A few weeks ago, a friend of mine was asking me about an app for grocery shopping, so I pointed her to my favorite. That, of course, got me spun off into several of my favorite apps & she told me I should do a blog series about my apps. Because I seriously love apps. I think I may have a bit of an app problem, actually.
I’m going to keep you waiting on the grocery app, because I want to highlight my “must-haves” first.
Also, if there is a particular app that you think I have to try or a particular type of app you’d like me to try a few out & let you know what I think, I’d be happy to use any app & report back what I think. (Caveat: I don’t want to spend money on an app that I may not like. So if it doesn’t have a free trial, you’d have to give me a pretty compelling reason to try it out.)
I currently have a Droid phone (which is my primary app vehicle) and a Nook (happy birthday to me from my awesome hubby). I have access to an iOs device, but would prefer not to use it. :P
Also, just to get this out of the way, I am not getting paid for this. I just love apps & want to share my favorites with you. However, the link below is an affiliate link to the Amazon where I can get a little kickback for purchases (can’t blame a girl for trying to turn a buck if she can, eh?). If that really bothers you, or you have a non-Droid device, you can head over to Evernote to get it.
So, to kick this little series off, please welcome Evernote.
Evernote is hands down my favorite app. I use it for everything, and I have a copy of it on all of my devices: phone, each computer I use, Nook, the extension in all of my browsers.
A little information about how it works.
It’s basically a note taking app on steroids. You can keep all of your notes in the defalut “My Notebook” section, or to really leverage it, you can organize your notes into notebooks. For instance, I have a notebook for AJ, one for the house, one for work, one for blog drafts. On top of that, you can add tags to your notes for an extra layer of being able to find things. Evernote also has an algorithm by which you can search text that is saved in an picture. (We’re living in the future here, people!)
The web and desktop apps work basically the same. There’s a column of your notebooks & tags, a column with the notes in the notebook you have selected, and then a larger column with the selected note displayed. From there you can edit, share, delete or print your note. Organizing notes in your “all notes” or “My Notebook” column is a simple drag & drop interface.
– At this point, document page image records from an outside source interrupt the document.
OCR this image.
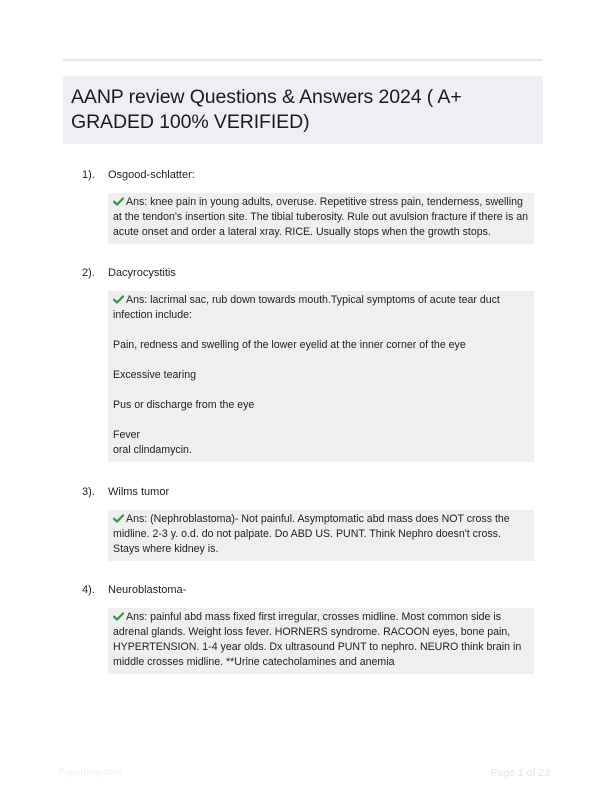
AANP review Questions & Answers 2024 ( A+ GRADED 100% VERIFIED)
1). Osgood-schlatter:

Ans: knee pain in young adults, overuse. Repetitive stress pain, tenderness, swelling at the tendon's insertion site. The tibial tuberosity. Rule out avulsion fracture if there is an acute onset and order a lateral xray. RICE. Usually stops when the growth stops.

2). Dacyrocystitis

Ans: lacrimal sac, rub down towards mouth.Typical symptoms of acute tear duct infection include:

Pain, redness and swelling of the lower eyelid at the inner corner of the eye

Excessive tearing

Pus or discharge from the eye

Fever

oral clindamycin.

3). Wilms tumor

Ans: (Nephroblastoma)- Not painful. Asymptomatic abd mass does NOT cross the midline. 2-3 y. o.d. do not palpate. Do ABD US. PUNT. Think Nephro doesn't cross. Stays where kidney is.

4). Neuroblastoma-

Ans: painful abd mass fixed first irregular, crosses midline. Most common side is adrenal glands. Weight loss fever. HORNERS syndrome. RACOON eyes, bone pain, HYPERTENSION. 1-4 year olds. Dx ultrasound PUNT to nephro. NEURO think brain in middle crosses midline. **Urine catecholamines and anemia

Paperhelp.com	Page 1 of 23
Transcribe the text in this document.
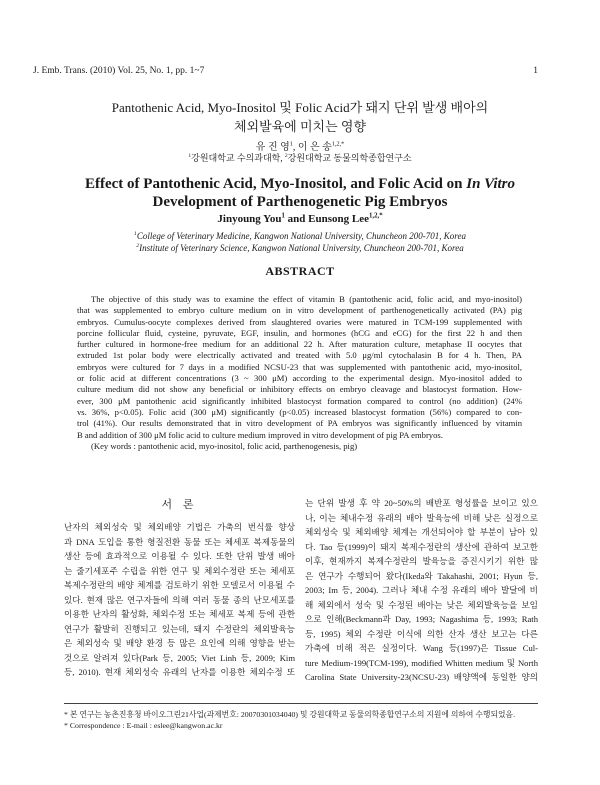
J. Emb. Trans. (2010) Vol. 25, No. 1, pp. 1~7	1
Pantothenic Acid, Myo-Inositol 및 Folic Acid가 돼지 단위 발생 배아의
체외발육에 미치는 영향
유 진 영$^1$, 이 은 송$^{1,2,*}$
$^1$강원대학교 수의과대학, $^2$강원대학교 동물의학종합연구소
Effect of Pantothenic Acid, Myo-Inositol, and Folic Acid on In Vitro
Development of Parthenogenetic Pig Embryos
Jinyoung You$^1$ and Eunsong Lee$^{1,2,*}$
$^1$College of Veterinary Medicine, Kangwon National University, Chuncheon 200-701, Korea
$^2$Institute of Veterinary Science, Kangwon National University, Chuncheon 200-701, Korea
ABSTRACT
The objective of this study was to examine the effect of vitamin B (pantothenic acid, folic acid, and myo-inositol)
that was supplemented to embryo culture medium on in vitro development of parthenogenetically activated (PA) pig
embryos. Cumulus-oocyte complexes derived from slaughtered ovaries were matured in TCM-199 supplemented with
porcine follicular fluid, cysteine, pyruvate, EGF, insulin, and hormones (hCG and eCG) for the first 22 h and then
further cultured in hormone-free medium for an additional 22 h. After maturation culture, metaphase II oocytes that
extruded 1st polar body were electrically activated and treated with 5.0 μg/ml cytochalasin B for 4 h. Then, PA
embryos were cultured for 7 days in a modified NCSU-23 that was supplemented with pantothenic acid, myo-inositol,
or folic acid at different concentrations (3 ~ 300 μM) according to the experimental design. Myo-inositol added to
culture medium did not show any beneficial or inhibitory effects on embryo cleavage and blastocyst formation. How-
ever, 300 μM pantothenic acid significantly inhibited blastocyst formation compared to control (no addition) (24%
vs. 36%, p<0.05). Folic acid (300 μM) significantly (p<0.05) increased blastocyst formation (56%) compared to con-
trol (41%). Our results demonstrated that in vitro development of PA embryos was significantly influenced by vitamin
B and addition of 300 μM folic acid to culture medium improved in vitro development of pig PA embryos.
(Key words : pantothenic acid, myo-inositol, folic acid, parthenogenesis, pig)
서 론
난자의 체외성숙 및 체외배양 기법은 가축의 번식률 향상
과 DNA 도입을 통한 형질전환 동물 또는 체세포 복제동물의
생산 등에 효과적으로 이용될 수 있다. 또한 단위 발생 배아
는 줄기세포주 수립을 위한 연구 및 체외수정란 또는 체세포
복제수정란의 배양 체계를 검토하기 위한 모델로서 이용될 수
있다. 현재 많은 연구자들에 의해 여러 동물 종의 난모세포를
이용한 난자의 활성화, 체외수정 또는 체세포 복제 등에 관한
연구가 활발히 진행되고 있는데, 돼지 수정란의 체외발육능
은 체외성숙 및 배양 환경 등 많은 요인에 의해 영향을 받는
것으로 알려져 있다(Park 등, 2005; Viet Linh 등, 2009; Kim
등, 2010). 현재 체외성숙 유래의 난자를 이용한 체외수정 또
는 단위 발생 후 약 20~50%의 배반포 형성률을 보이고 있으
나, 이는 체내수정 유래의 배아 발육능에 비해 낮은 실정으로
체외성숙 및 체외배양 체계는 개선되어야 할 부분이 남아 있
다. Tao 등(1999)이 돼지 복제수정란의 생산에 관하여 보고한
이후, 현재까지 복제수정란의 발육능을 증진시키기 위한 많
은 연구가 수행되어 왔다(Ikeda와 Takahashi, 2001; Hyun 등,
2003; Im 등, 2004). 그러나 체내 수정 유래의 배아 발달에 비
해 체외에서 성숙 및 수정된 배아는 낮은 체외발육능을 보임
으로 인해(Beckmann과 Day, 1993; Nagashima 등, 1993; Rath
등, 1995) 체외 수정란 이식에 의한 산자 생산 보고는 다른
가축에 비해 적은 실정이다. Wang 등(1997)은 Tissue Cul-
ture Medium-199(TCM-199), modified Whitten medium 및 North
Carolina State University-23(NCSU-23) 배양액에 동일한 양의
* 본 연구는 농촌진흥청 바이오그린21사업(과제번호: 20070301034040) 및 강원대학교 동물의학종합연구소의 지원에 의하여 수행되었음.
* Correspondence : E-mail : eslee@kangwon.ac.kr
There is a web clipper available for all major browsers. The web clipper can save just the URL, a selection of a page, or a whole page. You can add a clip to a particular notebook and tag it during the clipping process. It makes bookmarking web pages an absolute snap.
The mobile app is the star of the show for me. I have used it extensively during all my dealings with the insurance companies following my accident (which I still haven’t written about, I know). You can snap a picture from your phone and add it to a note. I took a picture of the other driver’s insurance card so that I would have it for later. To this note I have added all of the information I have gotten from the two insurance companies and who I’ve spoken to, contact numbers, what was said to me. Then, no matter whether it’s Jesse or me talking to the insurance, we have all the information we need. I have used it to save coupon codes and invitations.
There is also a widget that makes it one click to add a note by typing, taking a picture, speaking or sketching. You can also just open Evernote or search your notes from the widget as well.
The Nook app requires an SD card (makes sense) which I don’t have yet, so I haven’t tried that one yet.
All of these apps sync to the cloud, so no matter where you are, you have access to all of your notes.
When I first started using it, I found the learning curve to be a bit steep, but eventually got the hang of it. Now I can hardly imagine life without it. I’m not even exaggerating. It’s the ultimate cure for mommy brain. I don’t even have to think about it. I can just take a picture, save to Evernote. Bam. It’s there wherever & whenever I need it.
The tag line is “Remember Everything” and they have built just the product to allow you to do that.